PVC - PVC is the abbreviation Polyvinyl Chloride. It is made by the combination of chlorine and ethylene to form the monomer vinyl chloride, which is then sequenced to make the polymer Polyvinyl Chloride. PVC is a very strong and tough material that can be easily shaped, which gives it many different uses in terms of what it can be manufactured into. PVC can also be made soft and flexible when mixed with certain additives. This means that whereas PVC can be used for construction, automotive and medical items, it can also be used for items such as polyvinyl flooring, clothing and upholstery.

PVC Preview

LDPE Recycling

LDPE - LDPE is the abbreviation of Low-Density Polyethylene, which is made from the monomer ethylene. LDPE is a thermoplastic, which means that when heated it can become softer in order to be moulded and will then harden when cooled without any alteration to the material’s properties. The plastic is lightweight, strong, impact resistant and chemical resistant. LDPE is an ideal material for the manufacturing of thin, flexible products such as plastic bags, shrink-wrap, stretch film, container lids, squeezable bottles and so on.

LDPE Preview

PP Recycling

PP - PP is the abbreviation of Polypropylene, which is a thermoplastic made from the monomer propylene. Being a thermoplastic means that when heated it can become softer in order to be moulded and will then harden when cooled without any alteration to the material’s properties.
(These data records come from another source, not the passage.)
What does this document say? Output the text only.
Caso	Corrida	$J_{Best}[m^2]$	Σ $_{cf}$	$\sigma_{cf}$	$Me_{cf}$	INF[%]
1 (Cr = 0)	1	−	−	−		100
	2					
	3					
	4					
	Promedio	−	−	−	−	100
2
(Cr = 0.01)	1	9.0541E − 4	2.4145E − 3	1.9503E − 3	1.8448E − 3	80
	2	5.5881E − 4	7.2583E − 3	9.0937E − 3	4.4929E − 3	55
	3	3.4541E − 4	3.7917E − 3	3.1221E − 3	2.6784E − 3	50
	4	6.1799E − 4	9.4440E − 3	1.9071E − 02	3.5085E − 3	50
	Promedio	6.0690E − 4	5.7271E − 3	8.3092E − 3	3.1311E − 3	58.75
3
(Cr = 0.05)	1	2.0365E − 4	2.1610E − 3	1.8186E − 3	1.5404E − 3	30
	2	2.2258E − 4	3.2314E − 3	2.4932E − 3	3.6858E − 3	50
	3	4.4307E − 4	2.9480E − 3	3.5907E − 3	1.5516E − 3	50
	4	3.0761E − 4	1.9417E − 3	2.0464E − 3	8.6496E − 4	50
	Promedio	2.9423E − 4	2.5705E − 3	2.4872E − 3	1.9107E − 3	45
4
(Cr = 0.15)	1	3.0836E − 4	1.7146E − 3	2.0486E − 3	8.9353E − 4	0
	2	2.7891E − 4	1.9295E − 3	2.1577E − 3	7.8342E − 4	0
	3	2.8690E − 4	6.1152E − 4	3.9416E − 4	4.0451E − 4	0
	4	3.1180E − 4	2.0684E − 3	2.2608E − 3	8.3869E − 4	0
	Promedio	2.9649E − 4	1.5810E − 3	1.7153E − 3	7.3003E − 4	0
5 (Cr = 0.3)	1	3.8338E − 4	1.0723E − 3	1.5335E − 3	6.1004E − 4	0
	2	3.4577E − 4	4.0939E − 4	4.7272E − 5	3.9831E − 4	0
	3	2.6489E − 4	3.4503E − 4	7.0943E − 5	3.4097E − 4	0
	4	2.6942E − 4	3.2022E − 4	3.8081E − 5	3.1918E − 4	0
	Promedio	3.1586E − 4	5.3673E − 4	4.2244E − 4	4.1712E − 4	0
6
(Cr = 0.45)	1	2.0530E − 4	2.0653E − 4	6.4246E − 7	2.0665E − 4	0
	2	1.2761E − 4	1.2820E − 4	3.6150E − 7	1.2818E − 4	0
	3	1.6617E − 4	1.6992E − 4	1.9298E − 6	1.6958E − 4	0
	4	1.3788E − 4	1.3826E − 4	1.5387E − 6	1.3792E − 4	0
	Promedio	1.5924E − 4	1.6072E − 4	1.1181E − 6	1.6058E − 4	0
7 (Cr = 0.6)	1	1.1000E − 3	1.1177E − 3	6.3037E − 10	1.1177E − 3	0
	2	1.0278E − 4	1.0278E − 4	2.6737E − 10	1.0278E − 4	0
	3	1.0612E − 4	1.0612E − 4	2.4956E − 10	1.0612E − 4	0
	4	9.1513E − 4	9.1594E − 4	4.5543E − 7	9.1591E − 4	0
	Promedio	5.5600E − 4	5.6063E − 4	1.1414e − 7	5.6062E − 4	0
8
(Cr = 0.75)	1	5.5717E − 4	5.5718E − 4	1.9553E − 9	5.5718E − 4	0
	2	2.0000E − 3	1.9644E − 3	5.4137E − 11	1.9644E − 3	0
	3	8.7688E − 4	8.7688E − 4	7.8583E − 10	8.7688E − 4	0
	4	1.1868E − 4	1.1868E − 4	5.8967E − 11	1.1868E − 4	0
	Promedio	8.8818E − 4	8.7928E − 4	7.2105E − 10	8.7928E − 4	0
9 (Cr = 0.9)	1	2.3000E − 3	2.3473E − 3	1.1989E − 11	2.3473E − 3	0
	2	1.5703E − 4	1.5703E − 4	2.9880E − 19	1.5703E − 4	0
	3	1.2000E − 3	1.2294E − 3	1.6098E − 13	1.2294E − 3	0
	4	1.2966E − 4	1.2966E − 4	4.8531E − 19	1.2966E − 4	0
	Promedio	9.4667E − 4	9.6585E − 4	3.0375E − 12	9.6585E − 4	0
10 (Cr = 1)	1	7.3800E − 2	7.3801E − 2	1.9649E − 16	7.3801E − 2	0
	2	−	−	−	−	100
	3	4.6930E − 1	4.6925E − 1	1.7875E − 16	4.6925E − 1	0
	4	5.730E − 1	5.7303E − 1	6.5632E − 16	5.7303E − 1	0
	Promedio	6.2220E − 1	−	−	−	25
PP is tough, lightweight, chemical resistant and moisture resistant. The plastic is used for a wide range of products, such as packaging products, automotive parts and consumer goods.

PP Preview

PS Recycling

PS - PS is the abbreviation of Polystyrene, a hydrocarbon polymer made from the monomer styrene. It is a thermoplastic, which means that when it is heated it can become soft enough to mould and then harden again when cooled. PS can come in the form of a solid plastic or a rigid foam. Solid PS is commonly used in items such as medical test tubes, household smoke alarm housings, CD cases and yoghurt pots. Foam PS is frequently used as packing material.

PS Preview

PC Recycling

PC - PC is the abbreviation for Polycarbonate. Polycarbonates are a group of thermoplastic polymers that contain within their chemical structure carbonate groups. PC is very strong, impact resistant, heat resistant, chemical resistant and lightweight. This plastic is commonly used in items such as parts for appliances, automotive parts, construction parts, medical gear, consumer products and food packaging.

PC Preview

ABS Recycling

ABS - ABS is the abbreviation of Acrylonitrile Butadiene Styrene, a polymer made from the monomers acrylonitrile, butadiene and styrene. It is stiff, strong, impact resistant and chemical resistant. It is used in a number of different products such as computer parts, tools, plug socket faces and toys.

ABS Preview

EPS Recycling

EPS - EPS is the abbreviation for Expanded Polystyrene. Polystyrene is a polymer made from the monomer styrene, and EPS is made from beads of Polystyrene expanded by gas. It is lightweight and tough and is good for use as insulation. It is used in a number of different products such as packaging material, furniture and sports equipment.